States must prove that gender-based statutes are either substantially related to a sufficiently important interest or rationally related to a legitimate state interest. And animus against trans people and making it really unpleasant for them to come out satisfies neither prong:
The State of Florida’s decision to ban the treatment is not rationally related to a legitimate state interest. Dissuading a person from conforming to the person’s gender identity rather than to the person’s natal sex is not a legitimate state interest. The medical defendants have acknowledged this. But the state’s disapproval of transgender status—of a person’s gender identity when it does not match the person’s natal sex—was a substantial motivating factor in enactment of the challenged statute and rules. Discouraging individuals from pursuing their gender identities, when different from their natal sex, was also a substantial motivating factor. In a “fact sheet,” the Florida Department of Health asserted social transitioning, which involves no medical intervention at all, should not be a treatment option for children or adolescents. Nothing could have motivated this remarkable intrusion into parental prerogatives other than opposition to transgender status itself.
Judge Hinkle is also furious that Florida keeps claiming that its blanket ban on gender-affirming care for minors brings it in line with the "International Consensus.”
"The assertion is false. And no matter how many times the defendants say it, it will still be false. No country in Europe—or so far as shown by this record, anywhere in the world—entirely bans these treatments," the judge continues.
And he's not here for the state defendants' lies about transgender healthcare, including the stuff about it being untested or off-label.

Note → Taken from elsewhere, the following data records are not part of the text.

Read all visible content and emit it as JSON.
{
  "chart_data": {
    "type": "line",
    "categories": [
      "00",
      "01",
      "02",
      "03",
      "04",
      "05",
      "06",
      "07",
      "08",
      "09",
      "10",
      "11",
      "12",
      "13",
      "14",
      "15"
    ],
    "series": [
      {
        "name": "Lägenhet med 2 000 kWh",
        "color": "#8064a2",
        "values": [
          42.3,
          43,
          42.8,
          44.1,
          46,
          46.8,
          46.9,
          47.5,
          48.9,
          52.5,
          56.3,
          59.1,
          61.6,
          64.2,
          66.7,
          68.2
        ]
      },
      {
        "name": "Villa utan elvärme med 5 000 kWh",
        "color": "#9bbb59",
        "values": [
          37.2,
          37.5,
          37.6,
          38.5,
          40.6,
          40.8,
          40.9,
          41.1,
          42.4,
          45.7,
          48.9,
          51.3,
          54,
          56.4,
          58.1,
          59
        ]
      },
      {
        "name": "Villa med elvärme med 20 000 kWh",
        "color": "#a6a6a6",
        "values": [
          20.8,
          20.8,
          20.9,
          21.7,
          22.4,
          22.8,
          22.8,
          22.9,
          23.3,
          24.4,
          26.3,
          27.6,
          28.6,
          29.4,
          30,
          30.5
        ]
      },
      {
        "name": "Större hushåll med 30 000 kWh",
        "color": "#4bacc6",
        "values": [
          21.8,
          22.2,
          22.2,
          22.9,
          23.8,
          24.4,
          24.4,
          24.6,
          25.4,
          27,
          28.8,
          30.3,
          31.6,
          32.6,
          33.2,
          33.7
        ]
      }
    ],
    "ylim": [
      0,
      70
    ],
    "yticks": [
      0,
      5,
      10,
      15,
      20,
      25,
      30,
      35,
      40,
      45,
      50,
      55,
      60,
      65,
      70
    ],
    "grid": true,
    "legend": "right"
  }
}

"The defendants stridently assert that the evidence supporting the treatments at issue is 'low' or 'very low' quality as those terms are used in the GRADE system," he writes. "But the evidence on the other side—the evidence purportedly showing these treatments are ineffective or unsafe—is far weaker, not just of 'low' or 'very low' quality. Indeed, evidence suggesting these treatments are ineffective is nonexistent."
But more to the point, the court notes, holding up care for these children because they may suffer some adverse effects from the treatment wholly discounts the injury they'll suffer if they're denied care:
If the three plaintiffs at issue here do not start GnRH agonists soon, they will go through puberty consistent with their natal sex. They will live with the consequences for the rest of their lives. The likelihood is very high that they will suffer attendant adverse mental-health consequences. If, on the other hand, they do get GnRH agonists, they will avoid some of the adverse consequences. They also will face attendant risks. Risks attend many kinds of medical treatment, perhaps most. Ordinarily it is the patient, in consultation with the doctor, who weighs the risks and benefits and chooses a course of treatment. What is remarkable about the challenged statute and rules is not that they address medical treatments with both risks and benefits but that they arrogate to the state the right to make the decision. And worse, the statute and rules make the same decision for everybody, without considering any patient’s individual circumstances. The statute and rules do this in contravention of widely accepted standards of care. That there are risks of the kind presented here is not a rational basis for denying patients the option to choose this treatment.
The court concluded that the law violates the Equal Protection clause and likely the due process rights of the parents.
DeSantis will certainly appeal — if he's learned anything from Trump, it's that pointless litigation is an end in and of itself – and a damn good way to raise money.
But for these children, today, it's a little victory.